Luis Rubén Chávez, founder and CEO of Zenfisays consumer finance in Mexico and all over Latin America is “basically broke.”
“Achieving basic financial health in Mexico for about 50 to 60 million people is very difficult,” he told TechCrunch. “Two out of three Mexicans have a subprime credit score and actually have no means to improve.”
Financial technology has exploded in Mexico and Latin America in recent years, driven by startups and venture capitalists, in part because founders like Chávez, whose background is in consumer finance, think there must be an easier way to get people into financing without more then charge an annual percentage of 100% for credit card and personal charges. To put that in perspective, an average APR in the US is about 19%.
So Chávez started building the free super app Zenfi seven years ago, a financial health platform he describes as “if Credit Karma, SoFi, Marcus and Copilot Money had a kid, it would be us.”
A key feature of the platform is what it touts as the lowest interest rate in Mexico, an average of 19% APR. Zenfi also offers free credit registration and integrates with open banking. It also plugs into the country’s tax system, giving users access to tax returns and filing tools.
One of the newest features is a personal finance manager. App users answer a few questions, enter their financial data sources and get personalized long-term financial planning, Chávez said.

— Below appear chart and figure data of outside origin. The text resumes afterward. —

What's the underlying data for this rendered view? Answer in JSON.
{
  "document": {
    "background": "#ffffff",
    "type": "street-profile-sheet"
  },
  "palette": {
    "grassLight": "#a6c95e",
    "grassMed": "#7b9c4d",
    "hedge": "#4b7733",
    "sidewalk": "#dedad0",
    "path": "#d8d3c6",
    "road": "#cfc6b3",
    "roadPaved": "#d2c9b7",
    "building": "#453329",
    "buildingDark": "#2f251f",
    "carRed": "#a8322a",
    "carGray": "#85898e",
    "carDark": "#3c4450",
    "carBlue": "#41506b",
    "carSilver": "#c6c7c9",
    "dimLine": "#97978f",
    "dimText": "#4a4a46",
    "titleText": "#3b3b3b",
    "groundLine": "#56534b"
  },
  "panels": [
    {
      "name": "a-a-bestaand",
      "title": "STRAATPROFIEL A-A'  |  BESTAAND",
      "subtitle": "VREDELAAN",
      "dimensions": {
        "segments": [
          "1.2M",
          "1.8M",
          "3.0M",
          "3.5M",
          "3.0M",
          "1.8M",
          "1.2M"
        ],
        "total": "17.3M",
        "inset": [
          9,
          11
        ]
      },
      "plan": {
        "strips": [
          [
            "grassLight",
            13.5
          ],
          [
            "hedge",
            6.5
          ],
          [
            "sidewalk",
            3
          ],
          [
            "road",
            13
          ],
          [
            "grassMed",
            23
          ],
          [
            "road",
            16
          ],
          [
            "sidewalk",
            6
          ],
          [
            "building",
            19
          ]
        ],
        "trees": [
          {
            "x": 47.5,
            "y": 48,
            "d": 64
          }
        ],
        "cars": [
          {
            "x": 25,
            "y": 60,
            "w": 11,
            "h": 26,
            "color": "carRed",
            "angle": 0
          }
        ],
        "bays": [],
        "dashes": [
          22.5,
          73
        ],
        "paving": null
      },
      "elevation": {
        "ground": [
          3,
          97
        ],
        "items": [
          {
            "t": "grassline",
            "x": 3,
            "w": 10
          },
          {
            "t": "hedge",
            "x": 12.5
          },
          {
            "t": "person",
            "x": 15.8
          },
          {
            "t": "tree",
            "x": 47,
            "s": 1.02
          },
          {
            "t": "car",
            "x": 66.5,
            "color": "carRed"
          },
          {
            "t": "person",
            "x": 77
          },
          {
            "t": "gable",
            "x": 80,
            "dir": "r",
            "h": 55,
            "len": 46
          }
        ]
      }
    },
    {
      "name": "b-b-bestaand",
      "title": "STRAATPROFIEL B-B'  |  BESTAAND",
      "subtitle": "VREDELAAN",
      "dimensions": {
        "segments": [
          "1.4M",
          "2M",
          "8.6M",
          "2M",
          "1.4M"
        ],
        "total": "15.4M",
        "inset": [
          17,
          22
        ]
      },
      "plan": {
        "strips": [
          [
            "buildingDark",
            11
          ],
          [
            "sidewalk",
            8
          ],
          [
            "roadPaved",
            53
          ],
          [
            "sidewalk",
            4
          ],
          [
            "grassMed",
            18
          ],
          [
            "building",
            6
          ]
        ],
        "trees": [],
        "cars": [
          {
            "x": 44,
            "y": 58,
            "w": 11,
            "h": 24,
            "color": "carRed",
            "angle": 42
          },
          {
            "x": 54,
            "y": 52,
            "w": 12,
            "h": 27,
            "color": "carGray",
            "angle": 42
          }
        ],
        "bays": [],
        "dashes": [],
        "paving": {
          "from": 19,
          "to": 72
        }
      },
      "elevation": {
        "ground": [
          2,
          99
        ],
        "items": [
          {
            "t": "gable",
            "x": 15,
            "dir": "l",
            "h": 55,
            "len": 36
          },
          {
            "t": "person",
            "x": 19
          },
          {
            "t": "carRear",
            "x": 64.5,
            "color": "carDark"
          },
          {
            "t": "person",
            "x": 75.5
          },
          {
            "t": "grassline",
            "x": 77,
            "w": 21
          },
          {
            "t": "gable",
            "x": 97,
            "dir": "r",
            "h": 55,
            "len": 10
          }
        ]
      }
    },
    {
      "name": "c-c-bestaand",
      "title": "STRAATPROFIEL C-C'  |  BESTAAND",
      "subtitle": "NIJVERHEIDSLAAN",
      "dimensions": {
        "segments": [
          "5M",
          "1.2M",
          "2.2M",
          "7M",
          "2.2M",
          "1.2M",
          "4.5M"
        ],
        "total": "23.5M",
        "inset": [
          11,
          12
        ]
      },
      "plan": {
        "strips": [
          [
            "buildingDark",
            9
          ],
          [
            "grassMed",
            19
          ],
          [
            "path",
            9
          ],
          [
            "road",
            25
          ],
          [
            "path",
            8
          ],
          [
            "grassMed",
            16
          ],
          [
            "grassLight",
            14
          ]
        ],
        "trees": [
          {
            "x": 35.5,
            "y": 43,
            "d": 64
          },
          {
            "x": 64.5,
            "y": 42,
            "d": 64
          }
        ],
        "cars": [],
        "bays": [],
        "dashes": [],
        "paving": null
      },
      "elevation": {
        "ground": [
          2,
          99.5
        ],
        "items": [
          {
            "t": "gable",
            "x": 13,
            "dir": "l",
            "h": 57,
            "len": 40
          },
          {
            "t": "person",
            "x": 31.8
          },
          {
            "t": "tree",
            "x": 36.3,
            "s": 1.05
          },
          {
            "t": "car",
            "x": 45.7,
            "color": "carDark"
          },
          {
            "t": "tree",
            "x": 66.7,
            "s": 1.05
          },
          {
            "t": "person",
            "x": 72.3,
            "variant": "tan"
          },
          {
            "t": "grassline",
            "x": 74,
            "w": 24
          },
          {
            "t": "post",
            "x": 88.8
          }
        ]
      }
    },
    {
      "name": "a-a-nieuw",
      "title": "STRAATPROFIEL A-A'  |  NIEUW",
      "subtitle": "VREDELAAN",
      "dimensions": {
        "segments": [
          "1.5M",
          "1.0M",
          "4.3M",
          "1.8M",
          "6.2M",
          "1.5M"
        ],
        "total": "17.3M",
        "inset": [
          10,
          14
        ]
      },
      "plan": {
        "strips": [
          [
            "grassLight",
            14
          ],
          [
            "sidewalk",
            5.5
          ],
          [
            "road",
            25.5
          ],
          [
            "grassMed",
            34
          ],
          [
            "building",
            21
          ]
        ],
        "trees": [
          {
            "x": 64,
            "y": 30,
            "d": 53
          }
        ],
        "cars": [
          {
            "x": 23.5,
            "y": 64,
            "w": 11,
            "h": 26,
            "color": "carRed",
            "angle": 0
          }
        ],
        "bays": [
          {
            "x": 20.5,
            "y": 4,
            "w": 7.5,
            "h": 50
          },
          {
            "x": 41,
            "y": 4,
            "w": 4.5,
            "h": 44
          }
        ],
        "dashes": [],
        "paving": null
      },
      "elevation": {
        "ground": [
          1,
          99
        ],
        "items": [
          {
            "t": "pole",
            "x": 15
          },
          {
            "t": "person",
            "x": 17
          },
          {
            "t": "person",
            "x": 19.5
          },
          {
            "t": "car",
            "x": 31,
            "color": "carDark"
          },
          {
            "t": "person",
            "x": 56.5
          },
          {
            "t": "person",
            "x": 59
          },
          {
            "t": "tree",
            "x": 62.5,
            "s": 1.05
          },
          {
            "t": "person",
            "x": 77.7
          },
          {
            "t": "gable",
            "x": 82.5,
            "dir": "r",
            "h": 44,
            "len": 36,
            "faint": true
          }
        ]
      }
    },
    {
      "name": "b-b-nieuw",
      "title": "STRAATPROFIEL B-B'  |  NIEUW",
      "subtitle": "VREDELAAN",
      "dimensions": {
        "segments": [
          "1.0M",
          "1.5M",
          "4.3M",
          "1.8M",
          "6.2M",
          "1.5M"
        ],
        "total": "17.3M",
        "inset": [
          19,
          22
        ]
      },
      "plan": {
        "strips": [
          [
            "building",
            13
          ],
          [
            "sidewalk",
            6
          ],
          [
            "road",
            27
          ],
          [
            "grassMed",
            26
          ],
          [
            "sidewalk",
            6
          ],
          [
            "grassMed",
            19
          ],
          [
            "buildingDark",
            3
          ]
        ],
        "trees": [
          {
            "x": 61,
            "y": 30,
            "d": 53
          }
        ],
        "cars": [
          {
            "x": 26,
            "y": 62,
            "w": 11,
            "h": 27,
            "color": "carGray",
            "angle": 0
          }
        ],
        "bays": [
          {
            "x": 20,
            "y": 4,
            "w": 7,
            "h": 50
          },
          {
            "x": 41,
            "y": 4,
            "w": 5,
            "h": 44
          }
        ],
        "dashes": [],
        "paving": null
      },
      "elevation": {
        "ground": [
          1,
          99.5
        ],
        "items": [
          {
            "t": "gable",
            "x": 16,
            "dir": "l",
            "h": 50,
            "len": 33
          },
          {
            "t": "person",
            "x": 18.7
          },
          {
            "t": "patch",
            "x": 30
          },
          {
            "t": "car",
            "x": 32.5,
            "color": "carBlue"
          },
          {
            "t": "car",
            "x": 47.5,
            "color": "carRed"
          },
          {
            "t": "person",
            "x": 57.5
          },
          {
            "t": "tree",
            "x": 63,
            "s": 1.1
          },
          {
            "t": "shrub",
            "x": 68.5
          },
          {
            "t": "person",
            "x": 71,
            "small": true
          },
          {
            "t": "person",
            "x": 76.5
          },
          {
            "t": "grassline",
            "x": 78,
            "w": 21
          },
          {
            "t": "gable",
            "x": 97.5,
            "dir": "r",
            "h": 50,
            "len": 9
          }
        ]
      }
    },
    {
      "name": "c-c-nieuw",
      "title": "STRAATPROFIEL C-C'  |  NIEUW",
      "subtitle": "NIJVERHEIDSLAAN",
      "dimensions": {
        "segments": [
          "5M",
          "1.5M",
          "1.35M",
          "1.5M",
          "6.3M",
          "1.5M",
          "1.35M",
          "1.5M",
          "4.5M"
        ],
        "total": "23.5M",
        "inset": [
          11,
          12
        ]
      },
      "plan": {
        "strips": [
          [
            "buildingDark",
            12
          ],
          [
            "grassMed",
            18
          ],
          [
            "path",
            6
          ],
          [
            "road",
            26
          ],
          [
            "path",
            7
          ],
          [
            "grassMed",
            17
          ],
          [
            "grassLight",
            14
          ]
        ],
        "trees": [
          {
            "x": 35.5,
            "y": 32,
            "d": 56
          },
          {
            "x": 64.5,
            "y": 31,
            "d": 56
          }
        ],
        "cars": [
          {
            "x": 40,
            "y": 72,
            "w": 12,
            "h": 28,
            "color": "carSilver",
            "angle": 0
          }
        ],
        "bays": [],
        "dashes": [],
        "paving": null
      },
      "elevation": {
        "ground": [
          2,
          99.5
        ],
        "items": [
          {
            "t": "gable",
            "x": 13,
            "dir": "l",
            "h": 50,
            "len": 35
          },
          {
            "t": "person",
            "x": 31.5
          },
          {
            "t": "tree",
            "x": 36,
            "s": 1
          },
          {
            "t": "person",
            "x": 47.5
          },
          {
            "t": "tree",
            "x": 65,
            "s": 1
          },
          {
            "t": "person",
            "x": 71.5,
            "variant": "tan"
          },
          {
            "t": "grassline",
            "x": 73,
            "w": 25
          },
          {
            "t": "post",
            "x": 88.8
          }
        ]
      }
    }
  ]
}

Seven years after Zenfi was founded, the company has more than 3 million users, many of whom use the platform to consolidate and pay off their debts from another bank, he added. It has made more than $100 million in loans, has a 3.4% default rate, and generated $10 million in annual recurring revenue from interest rates, petty fees associated with credit score checks, and commissions from its investment products.

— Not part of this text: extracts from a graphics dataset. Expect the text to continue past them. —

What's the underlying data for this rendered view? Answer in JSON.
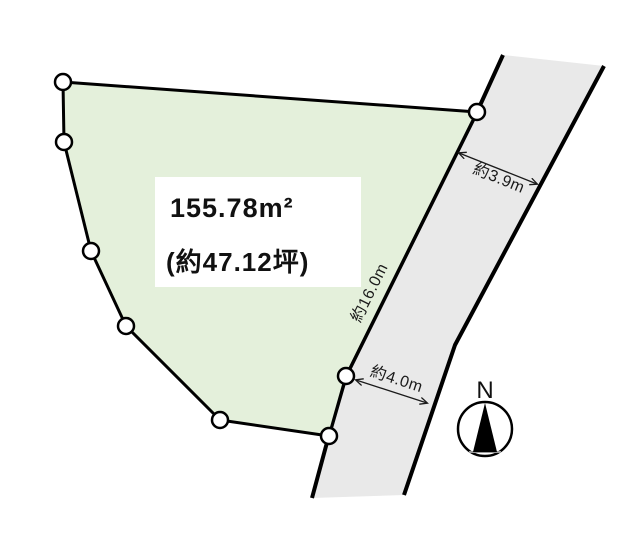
{
  "plot": {
    "area_sqm": "155.78m²",
    "area_tsubo": "(約47.12坪)"
  },
  "road": {
    "width_label_top": "約3.9m",
    "frontage_label": "約16.0m",
    "width_label_bottom": "約4.0m"
  },
  "compass": {
    "north_label": "N"
  },
  "colors": {
    "plot_fill": "#e4f0db",
    "road_fill": "#e9e9e9",
    "outline": "#000000",
    "background": "#ffffff"
  }
}
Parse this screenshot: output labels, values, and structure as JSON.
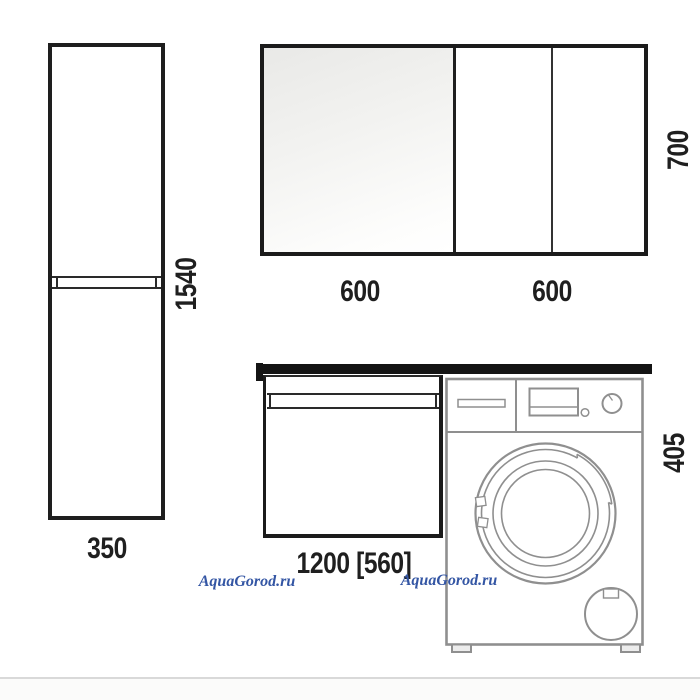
{
  "dimensions": {
    "tall_cabinet_height": "1540",
    "tall_cabinet_width": "350",
    "mirror_section_left_width": "600",
    "mirror_section_right_width": "600",
    "mirror_height": "700",
    "vanity_width": "1200 [560]",
    "washer_section_height": "405"
  },
  "watermark": {
    "text": "AquaGorod.ru",
    "color": "#3456a4"
  },
  "colors": {
    "drawing_line_dark": "#1e1e1e",
    "drawing_line_gray": "#8f8f8f",
    "mirror_glass_tint": "#e9e9e7",
    "watermark_blue": "#3456a4"
  }
}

Not only has the company been able to demonstrate profitability with that business model, but it has achieved it by previously raising less than $3 million.
Now that Chávez has turned profitable, he said the company is in a position to enter another round of funding, this time $8.5 million in new capital led through Magma Partners. Cometa, Redwood Ventures, Poligono, Conny & Co. and an AngelList syndicate led by Peter Livingston also participated.
Chávez plans to use the new money for dozens of features in the pipeline, including debit and credit products. He also looks at three countries in Latin America where he thinks Zenfi’s business model will thrive. In addition, Chávez will hire more people to strengthen Zenfi’s 60-person team.
“Currently, we have the largest fintech and personal loan licenses in Mexico and a measure of volume and portfolio quality,” he added. “We are trying to put a dent in the Mexican financial system and want to go from $100 million in loans to $2 billion, so we will build the internal capabilities around the team and infrastructure.”